The Hepatitis C Virus (HCV) is the most common blood-borne infection and cause of liver disease requiring transplantation in the U.S. More than one percent of Americans has a chronic HCV infection. As I describe in a series of posts, individuals with HCV are much more likely to develop cirrhosis and up to 5% will progress to liver cancer (i.e., hepatocellular carcinoma; HCC). According to a press release from the journal Liver Transplantation,:
Continuing increased demand for transplantation is driven by the development of liver cancer in baby boomers with HCV, but that the demand may decrease as patients born in this time period continue to grow older. The peak U.S. HCV prevalence of 4% occurred in those born in 1940 through 1965, who were 20 to 30 years of age during 1979 to 1989, when HCV infection risk was at its highest.
Study authors provide additional insight on the increasing demand for liver transplants.

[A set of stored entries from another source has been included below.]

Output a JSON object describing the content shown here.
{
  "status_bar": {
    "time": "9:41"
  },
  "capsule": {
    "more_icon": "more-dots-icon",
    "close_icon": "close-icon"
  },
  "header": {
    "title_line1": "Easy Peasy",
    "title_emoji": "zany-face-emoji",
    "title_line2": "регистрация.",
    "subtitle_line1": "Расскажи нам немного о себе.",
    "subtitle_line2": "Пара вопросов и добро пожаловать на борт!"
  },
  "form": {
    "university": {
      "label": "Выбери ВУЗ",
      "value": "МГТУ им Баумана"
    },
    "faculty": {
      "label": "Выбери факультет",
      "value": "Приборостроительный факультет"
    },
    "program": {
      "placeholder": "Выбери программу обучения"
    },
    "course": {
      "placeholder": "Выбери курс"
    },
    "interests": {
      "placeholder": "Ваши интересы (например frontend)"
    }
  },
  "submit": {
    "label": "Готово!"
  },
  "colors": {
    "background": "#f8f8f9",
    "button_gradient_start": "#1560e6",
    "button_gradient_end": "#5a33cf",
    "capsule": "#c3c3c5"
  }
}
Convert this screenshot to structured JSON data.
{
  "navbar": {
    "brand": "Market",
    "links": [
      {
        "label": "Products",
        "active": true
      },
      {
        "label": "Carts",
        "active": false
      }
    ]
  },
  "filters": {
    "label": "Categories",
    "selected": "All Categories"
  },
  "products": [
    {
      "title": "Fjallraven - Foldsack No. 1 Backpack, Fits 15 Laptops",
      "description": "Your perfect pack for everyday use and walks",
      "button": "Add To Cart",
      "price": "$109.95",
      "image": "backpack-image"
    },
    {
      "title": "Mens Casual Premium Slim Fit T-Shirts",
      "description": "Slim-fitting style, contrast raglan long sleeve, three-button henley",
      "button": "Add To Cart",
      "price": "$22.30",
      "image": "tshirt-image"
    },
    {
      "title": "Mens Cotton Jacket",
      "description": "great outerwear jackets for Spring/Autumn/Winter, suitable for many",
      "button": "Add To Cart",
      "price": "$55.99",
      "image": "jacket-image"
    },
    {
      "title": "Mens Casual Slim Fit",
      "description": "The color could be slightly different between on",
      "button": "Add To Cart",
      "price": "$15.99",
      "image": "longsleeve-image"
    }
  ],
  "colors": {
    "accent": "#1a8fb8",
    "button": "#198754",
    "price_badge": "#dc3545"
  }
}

Over the coming decade the aging of those infected with HCV will challenge the transplant community to reconsider current treatment plans given the projected increase in liver transplantation demand, particularly from patients with HCV and liver cancer. With the aging of the population of patients with HCV, many of these patients may not be healthy enough for transplantation and the number of liver transplants in patients with HCV may decrease.
- Lead author Dr. Scott W. Biggins
- Scott W. Biggins, Kiran M. Bambha, Norah A. Terrault, John Inadomi, Stephen Shiboski, Jennifer L. Dodge, Jane Gralla, Hugo R. Rosen and John P. Roberts. “Projected Future Increase in Aging HCV-Infected Liver Transplant Candidates: A Potential Effect of HCC.” Liver Transplantation; (DOI: 10.1002/lt.23551) Print Issue Date: December, 2012.